Lecture Notes on Integration Techniques

Integral of Polynomial Functions

We are trying to find the integral of x \cdot \cos(x) dx.
Recognize that there is a product of two functions, x and \cos(x).
The problem suggests using u-substitution as the primary method for solving integrals.

U-Substitution

The method applies to integrals such as \int x \cos(x) dx or \int \sin(t^2) \cos(t^2) t dt.

Example 1: Integral of \sin(t) \cos(t)

Consider the integral \int \sin(t) \cos(t) dt.
Here you have a function and its derivative.
Let u = \sin(t). Then \frac{du}{dt} = \cos(t), so du = \cos(t) dt.
The integral becomes \int u du = \frac{1}{2}u^2 + c = \frac{1}{2} \sin^2(t) + c.
The integral of \sin(t) is -\cos(t) + c.

Example 2: Integral of \sin(t^2) \cos(t^2) t dt

Consider the integral \int \sin(t^2)\cos(t^2)t dt.
Let u = \sin(t^2).
Then \frac{du}{dt} = \cos(t^2) \cdot 2t, so \frac{1}{2} du = t \cos(t^2) dt.
The integral becomes \int \frac{1}{2} \sin(t^2) du = \frac{1}{2} \int u du = \frac{1}{2} \cdot \frac{u^2}{2} + c = \frac{1}{4}u^2 + c.
Substituting back, we get \frac{1}{4}\sin^2(t^2) + c.
In this example, we can use u-substitution because the derivative of \sin(t^2) is present in the integral.

Derivatives of Composite Functions

The derivative of \sin(t^2) is \cos(t^2) \cdot 2t.
Using the power rule and chain rule, the derivative of \sin^2(t^2) is 2 \sin(t^2) \cdot \cos(t^2) \cdot 2t = 4t \sin(t^2) \cos(t^2).

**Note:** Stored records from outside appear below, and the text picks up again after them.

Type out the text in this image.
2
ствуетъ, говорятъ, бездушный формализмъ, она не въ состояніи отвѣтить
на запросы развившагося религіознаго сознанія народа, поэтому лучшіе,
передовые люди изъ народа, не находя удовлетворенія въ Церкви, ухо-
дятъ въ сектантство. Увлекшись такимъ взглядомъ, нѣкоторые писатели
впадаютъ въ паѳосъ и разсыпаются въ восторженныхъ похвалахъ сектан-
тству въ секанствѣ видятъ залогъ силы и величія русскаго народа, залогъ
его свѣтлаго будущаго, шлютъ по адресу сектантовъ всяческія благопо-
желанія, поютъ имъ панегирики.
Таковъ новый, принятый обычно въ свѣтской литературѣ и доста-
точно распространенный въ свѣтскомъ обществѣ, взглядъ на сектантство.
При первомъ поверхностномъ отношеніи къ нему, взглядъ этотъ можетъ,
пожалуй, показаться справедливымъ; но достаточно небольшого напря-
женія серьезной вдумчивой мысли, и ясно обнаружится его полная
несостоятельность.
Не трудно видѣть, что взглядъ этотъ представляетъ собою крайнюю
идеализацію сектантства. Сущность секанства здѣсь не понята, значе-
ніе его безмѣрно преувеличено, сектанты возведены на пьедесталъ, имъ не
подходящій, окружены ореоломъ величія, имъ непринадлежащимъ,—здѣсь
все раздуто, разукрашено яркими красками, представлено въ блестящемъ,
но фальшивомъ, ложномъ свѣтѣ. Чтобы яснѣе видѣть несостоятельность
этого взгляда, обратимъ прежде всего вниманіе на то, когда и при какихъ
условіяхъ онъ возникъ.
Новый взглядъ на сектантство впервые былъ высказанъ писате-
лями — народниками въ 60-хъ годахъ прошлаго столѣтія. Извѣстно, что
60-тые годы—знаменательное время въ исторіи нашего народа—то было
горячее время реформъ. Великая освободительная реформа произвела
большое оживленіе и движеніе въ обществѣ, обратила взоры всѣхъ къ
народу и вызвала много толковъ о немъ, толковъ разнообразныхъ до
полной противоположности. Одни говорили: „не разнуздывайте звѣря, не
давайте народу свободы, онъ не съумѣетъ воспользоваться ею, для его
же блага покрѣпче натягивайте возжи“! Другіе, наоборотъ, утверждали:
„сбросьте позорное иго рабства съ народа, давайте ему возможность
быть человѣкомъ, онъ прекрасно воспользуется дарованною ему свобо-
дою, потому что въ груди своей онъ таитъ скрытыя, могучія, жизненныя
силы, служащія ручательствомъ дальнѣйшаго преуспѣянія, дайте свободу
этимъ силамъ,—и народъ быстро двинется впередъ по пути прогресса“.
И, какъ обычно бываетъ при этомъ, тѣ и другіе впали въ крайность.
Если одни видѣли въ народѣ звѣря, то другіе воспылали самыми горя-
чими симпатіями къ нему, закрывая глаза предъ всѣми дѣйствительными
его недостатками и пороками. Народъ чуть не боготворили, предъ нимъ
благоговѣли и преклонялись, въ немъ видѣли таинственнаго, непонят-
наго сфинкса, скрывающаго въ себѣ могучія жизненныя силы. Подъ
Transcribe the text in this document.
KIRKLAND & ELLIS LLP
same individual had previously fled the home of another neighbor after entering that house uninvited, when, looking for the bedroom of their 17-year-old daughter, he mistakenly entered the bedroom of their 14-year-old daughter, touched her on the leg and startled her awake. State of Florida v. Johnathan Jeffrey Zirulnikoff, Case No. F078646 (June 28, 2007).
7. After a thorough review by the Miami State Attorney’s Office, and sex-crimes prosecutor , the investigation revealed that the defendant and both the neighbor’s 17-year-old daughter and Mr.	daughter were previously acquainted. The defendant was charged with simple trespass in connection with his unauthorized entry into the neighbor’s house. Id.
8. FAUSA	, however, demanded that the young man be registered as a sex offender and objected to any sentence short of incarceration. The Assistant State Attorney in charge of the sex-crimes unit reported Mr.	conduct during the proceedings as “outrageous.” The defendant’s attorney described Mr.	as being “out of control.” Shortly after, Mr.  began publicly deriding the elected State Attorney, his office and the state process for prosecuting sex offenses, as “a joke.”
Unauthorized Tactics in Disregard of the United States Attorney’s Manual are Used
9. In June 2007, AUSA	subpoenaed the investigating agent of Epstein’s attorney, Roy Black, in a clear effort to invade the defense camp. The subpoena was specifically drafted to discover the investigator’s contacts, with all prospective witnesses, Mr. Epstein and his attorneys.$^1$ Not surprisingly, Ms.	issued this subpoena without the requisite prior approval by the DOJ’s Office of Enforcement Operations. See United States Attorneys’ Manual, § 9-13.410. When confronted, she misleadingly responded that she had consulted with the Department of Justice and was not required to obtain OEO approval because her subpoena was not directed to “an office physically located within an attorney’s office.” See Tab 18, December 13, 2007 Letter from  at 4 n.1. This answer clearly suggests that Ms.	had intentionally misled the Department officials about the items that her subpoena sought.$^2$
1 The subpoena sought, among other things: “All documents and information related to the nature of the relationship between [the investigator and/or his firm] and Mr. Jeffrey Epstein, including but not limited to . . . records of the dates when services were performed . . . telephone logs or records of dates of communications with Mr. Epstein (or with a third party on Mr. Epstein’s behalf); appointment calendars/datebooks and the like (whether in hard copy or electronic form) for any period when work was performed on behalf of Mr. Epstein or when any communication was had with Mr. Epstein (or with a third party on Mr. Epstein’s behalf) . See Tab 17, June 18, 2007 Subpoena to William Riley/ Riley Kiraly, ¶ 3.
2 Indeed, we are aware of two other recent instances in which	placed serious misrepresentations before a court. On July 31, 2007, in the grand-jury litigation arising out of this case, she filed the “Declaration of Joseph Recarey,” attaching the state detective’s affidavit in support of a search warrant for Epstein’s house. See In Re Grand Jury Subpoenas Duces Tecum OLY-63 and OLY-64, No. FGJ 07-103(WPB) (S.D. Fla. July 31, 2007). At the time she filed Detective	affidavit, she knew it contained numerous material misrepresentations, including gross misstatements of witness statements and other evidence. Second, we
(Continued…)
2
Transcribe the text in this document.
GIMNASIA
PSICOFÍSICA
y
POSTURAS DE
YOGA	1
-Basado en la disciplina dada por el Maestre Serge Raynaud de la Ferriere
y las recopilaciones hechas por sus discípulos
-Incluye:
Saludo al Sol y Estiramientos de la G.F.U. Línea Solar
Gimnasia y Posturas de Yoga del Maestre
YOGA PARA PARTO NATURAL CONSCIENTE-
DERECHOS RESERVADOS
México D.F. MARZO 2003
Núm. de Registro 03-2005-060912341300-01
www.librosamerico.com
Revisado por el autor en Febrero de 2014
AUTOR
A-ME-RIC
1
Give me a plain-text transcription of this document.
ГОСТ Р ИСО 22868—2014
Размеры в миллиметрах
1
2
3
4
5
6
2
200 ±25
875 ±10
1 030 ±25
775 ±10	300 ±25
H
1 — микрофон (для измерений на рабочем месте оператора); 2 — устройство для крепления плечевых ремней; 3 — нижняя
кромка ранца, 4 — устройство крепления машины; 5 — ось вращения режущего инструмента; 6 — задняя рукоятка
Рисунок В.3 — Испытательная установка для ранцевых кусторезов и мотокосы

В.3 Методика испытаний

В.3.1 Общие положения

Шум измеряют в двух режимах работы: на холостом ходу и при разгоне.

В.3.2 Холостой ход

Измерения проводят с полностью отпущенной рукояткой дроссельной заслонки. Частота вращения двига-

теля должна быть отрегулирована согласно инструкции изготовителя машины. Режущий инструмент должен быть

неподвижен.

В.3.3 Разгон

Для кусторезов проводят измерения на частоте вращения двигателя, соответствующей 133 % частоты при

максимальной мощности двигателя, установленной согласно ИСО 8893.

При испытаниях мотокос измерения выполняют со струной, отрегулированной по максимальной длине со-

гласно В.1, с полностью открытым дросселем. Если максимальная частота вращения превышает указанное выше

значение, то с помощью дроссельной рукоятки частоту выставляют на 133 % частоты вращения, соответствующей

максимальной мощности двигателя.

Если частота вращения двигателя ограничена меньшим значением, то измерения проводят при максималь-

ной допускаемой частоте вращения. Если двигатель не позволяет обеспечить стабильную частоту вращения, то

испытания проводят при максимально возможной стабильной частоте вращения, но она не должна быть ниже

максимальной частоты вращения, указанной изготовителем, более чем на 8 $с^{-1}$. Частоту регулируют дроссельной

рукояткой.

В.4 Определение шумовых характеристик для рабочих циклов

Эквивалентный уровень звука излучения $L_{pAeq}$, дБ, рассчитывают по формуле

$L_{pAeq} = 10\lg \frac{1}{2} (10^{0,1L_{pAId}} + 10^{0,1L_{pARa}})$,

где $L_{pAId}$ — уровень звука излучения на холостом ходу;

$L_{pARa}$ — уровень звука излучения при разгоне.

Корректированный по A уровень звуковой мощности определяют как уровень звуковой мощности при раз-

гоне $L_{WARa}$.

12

Example 3: Integral of t \sin(t^2) \cos(t^2) dt

We need to solve \int t \sin(t^2) \cos(t^2) dt.
Let u = \sin(t^2). Then \frac{du}{dt} = \cos(t^2) \cdot 2t, so du = 2t \cos(t^2) dt.
Solve for dt to get \frac{du}{2t \cos(t^2)} = dt.
Substituting, we have \int t u \cos(t^2) \frac{du}{2t \cos(t^2)}.
Which simplifies to \int \frac{1}{2} u du = \frac{1}{2} \frac{u^2}{2} + c = \frac{1}{4} u^2 + c = \frac{1}{4} \sin^2(t^2) + c .

Practice Problems

The lecture mentions providing 10 practice problems.
Example problem: \int e^x \sqrt{1 + e^x} dx
Let u = 1 + e^x. Then du = e^x dx.
So the integral becomes \int \sqrt{u} du.
Another example: \int e^{x^2} x dx
Let u = x^2. So du = 2x dx.
This implies \frac{1}{2} du = x dx.
Replace x^2 with u in the exponential, then replace x dx with \frac{1}{2} du .
New integral: \int e^u \frac{1}{2} du.

Importance of U-Substitution from Previous Classes

U-substitution is a fundamental concept.
Advanced integration techniques may require multiple pages to solve, while u-substitution provides a more straightforward approach.
Understanding derivative rules is essential for mastering anti-derivatives.

Dealing with Derivatives and Anti-derivatives

Review derivative rules to better understand anti-derivatives.
The lecture states that you need to understand the derivative rules in order to apply anti derivative rules.

Formula Sheet

A formula sheet may not be provided for the exam.

Example 4: Integral of e^{\frac{1}{x}} \frac{1}{x^2} dx

Let u = \frac{1}{x}, so u = x^{-1}.
\frac{du}{dx} = -1 \cdot x^{-2} = -\frac{1}{x^2}.
du = -\frac{1}{x^2} dx\rightarrow -du = \frac{1}{x^2} dx .
Substitute back into the integral: \int e^u (-1) du = - \int e^u du = -e^u + c.
Substituting back for u: -e^{\frac{1}{x}} + c.
To verify, find the derivative of f(x) = -e^{\frac{1}{x}} + c.
f'(x) = -e^{\frac{1}{x}} \cdot (-\frac{1}{x^2}) + 0 = \frac{e^{\frac{1}{x}}}{x^2}, which confirms the anti-derivative.